With great pride and bland post titling, I’d like to announce a Beta release of our fantasy baseball in-season player rater as well as two charts that highlight the differences between pitcher FIP vs. ERA and batter BABIP vs. AVG.
The player rater work is an adaptation of the Point Shares methodology I’ve used the last couple of years for pre-season and post-season player estimates. Here is a link to a favorable test I did earlier this year vs. ESPN’s player rater methodology. After some trial and error plus assistance from a variety of folks (Eric K at my favorite fantasy baseball escort service – EliteFantasyPlayers.com - and Doug at Dougstats.com among others), we now have a fairly automated system for updating in-season player rankings on a daily basis.
ESPN Roster format (C/1B/2B/SS/3B/5 OF/CI/MI/UTIL/9 P) – 10 Team / 12 Team / 14 Team / 15 Team / 16 Team MLB
Yahoo! Roster format (C/1B/2B/SS/3B/3 OF/2 UTIL/2 SP/2 RP/4 P) – 10 Team / 12 Team / 14 Team / 15 Team / 16 Team MLB
AL-Only (2 C/1B/2B/SS/3B/5 OF/CI/MI/UTIL/9 P) – 10 Team / 12 Team
NL-Only (2 C/1B/2B/SS/3B/5 OF/CI/MI/UTIL/9 P) – 10 Team / 12 Team
The table is ranked based on a players’ projected Point Shares (a player’s value in standings points vs. the average player with some factoring in of position). Dollar estimates are provided both for in-season as well as comparisons vs. pre-season estimates. Take the dollar estimates with a grain of salt for now – they should become more stable as the season goes on. You can filter by position (P for all pitchers, -P for all hitters) and sort by any of the columns (1 click ascending, two clicks descending).
There are two pages focused on popular hitter/pitcher stats outside of 5×5 (popularity based on our pre-season poll results). These tables are filterable/sortable as well.
Hitting – OBP, SLG, OPS, Hits, Total Bases
Pitching – Quality Starts, Holds, Losses
Lastly, there are two tables that highlight differences between pitcher FIP vs. ERA and hitter BABIP vs AVG.
The pitcher table is sorted based on the ‘luckiest’ pitchers – i.e. pitchers ranked in descending order based on the difference between their FIP and their ERA. For those wondering why I chose FIP vs. xFIP, I do not have access to the league-average fly ball to home run ratio nor pitcher HR:FB ratio.
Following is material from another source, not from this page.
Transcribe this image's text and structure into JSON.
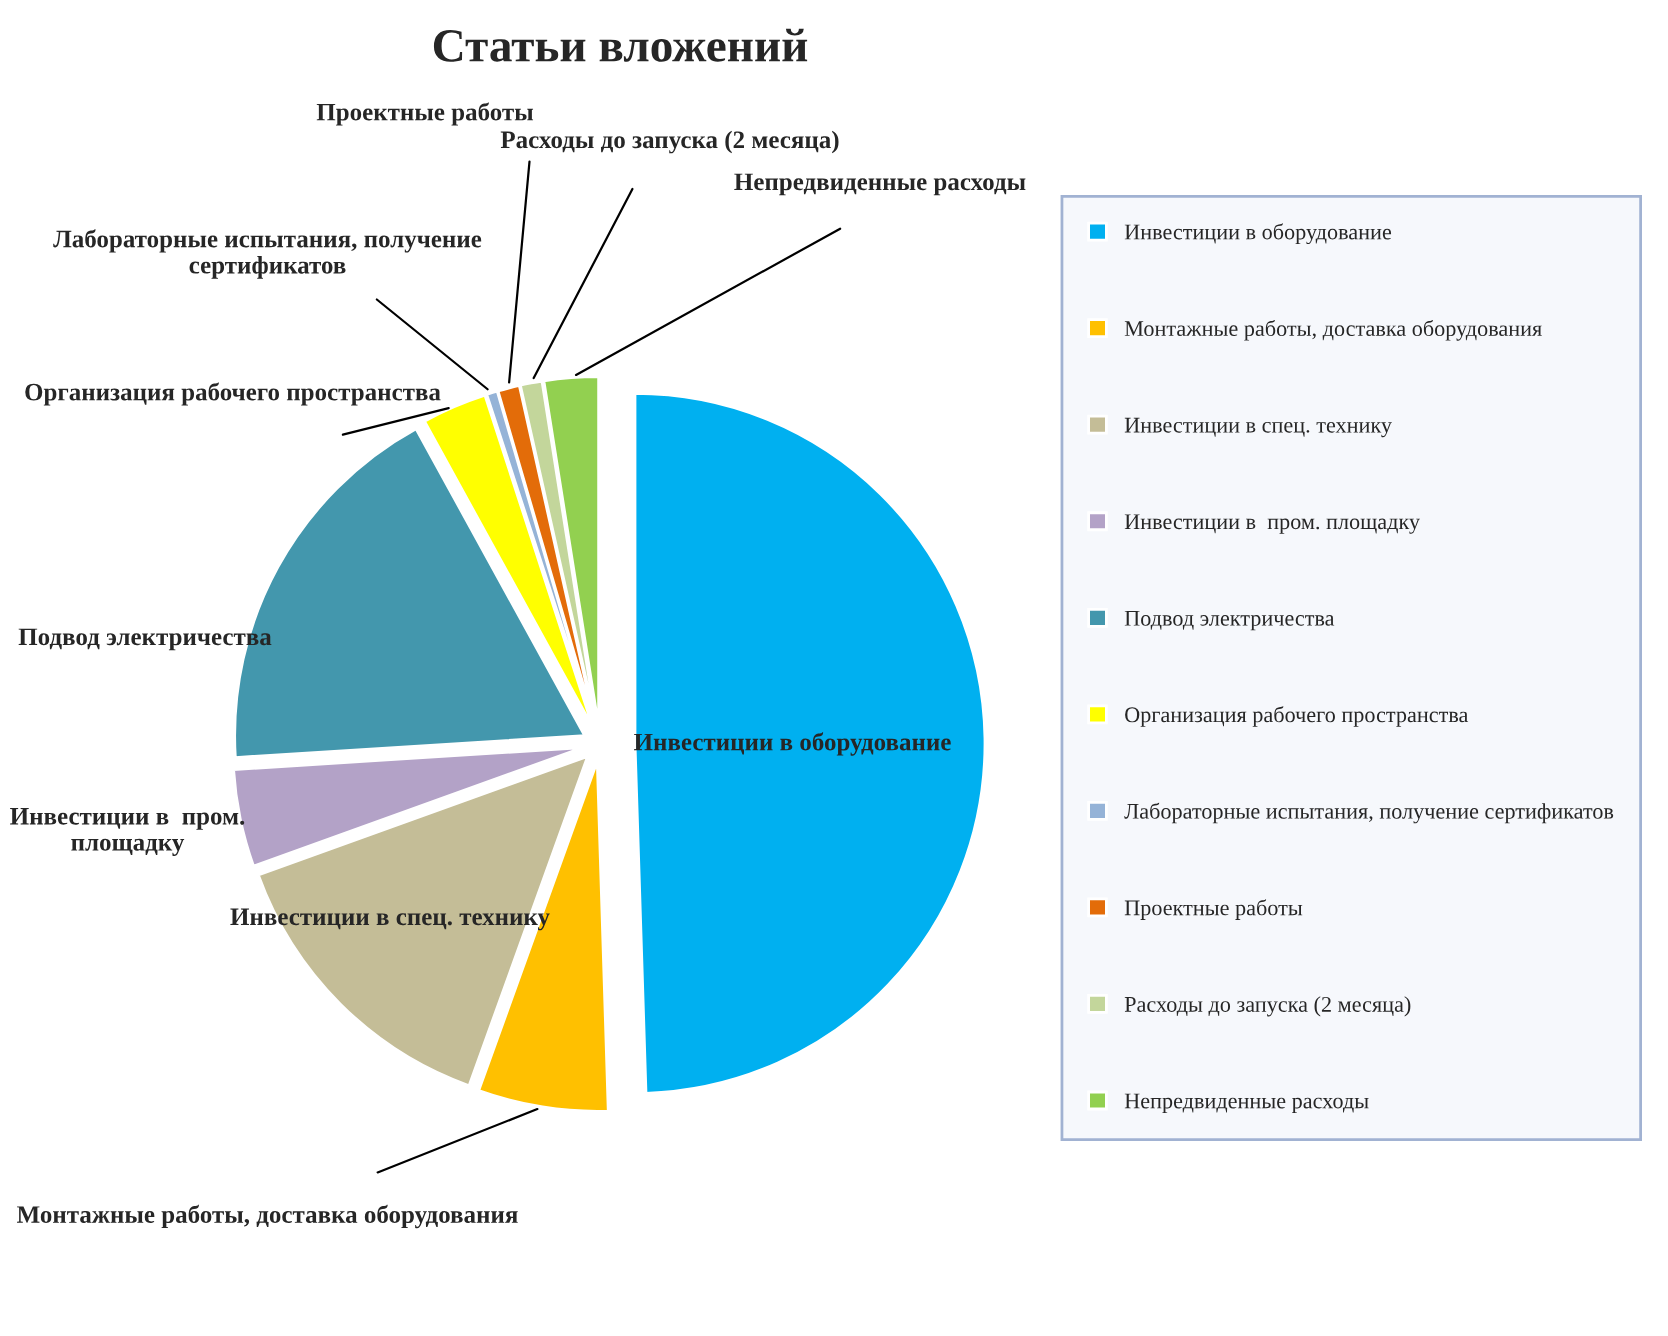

You may also find that my FIP estimates are slightly off from other sources – this is mainly because I cannot currently separate out intentional from non-intentional walks but it can also be due to how the ‘constant’ is applied to bring the league average FIP in the 3.20 range.
The hitter table is sorted based on the ‘luckiest’ hitters - i.e. hitters ranked in descending order based on the difference between their current AVG and their expected AVG. A hitter’s expected AVG is calculated by applying a hitter’s 3-year BABIP to their in-season performance. 3-year BABIP was used as this stat does vary per hitter based on various factors (line drive rate, their speed, GB to FB ratio, etc.) but a hitter’s BABIP tends to be steady in the long run. Hitters with less than 100 AB in the previous 3 years are given the league average BABIP of .300.
I’ll do my best to keep these tables updated daily (generally by 10 AM EST). The last column of each chart reflects the last games included so it will be transparent when it has not been updated for a couple days. While I will do my best to keep on top of the moving pieces, please do not hesitate to provide the following information in the comments section of Grey and/or my posts:
Any missing players from the tables (for now, I’m including any hitter/pitcher with 1+ AB or 0.1+ IP. That minimum threshold will likely increase as the year goes on.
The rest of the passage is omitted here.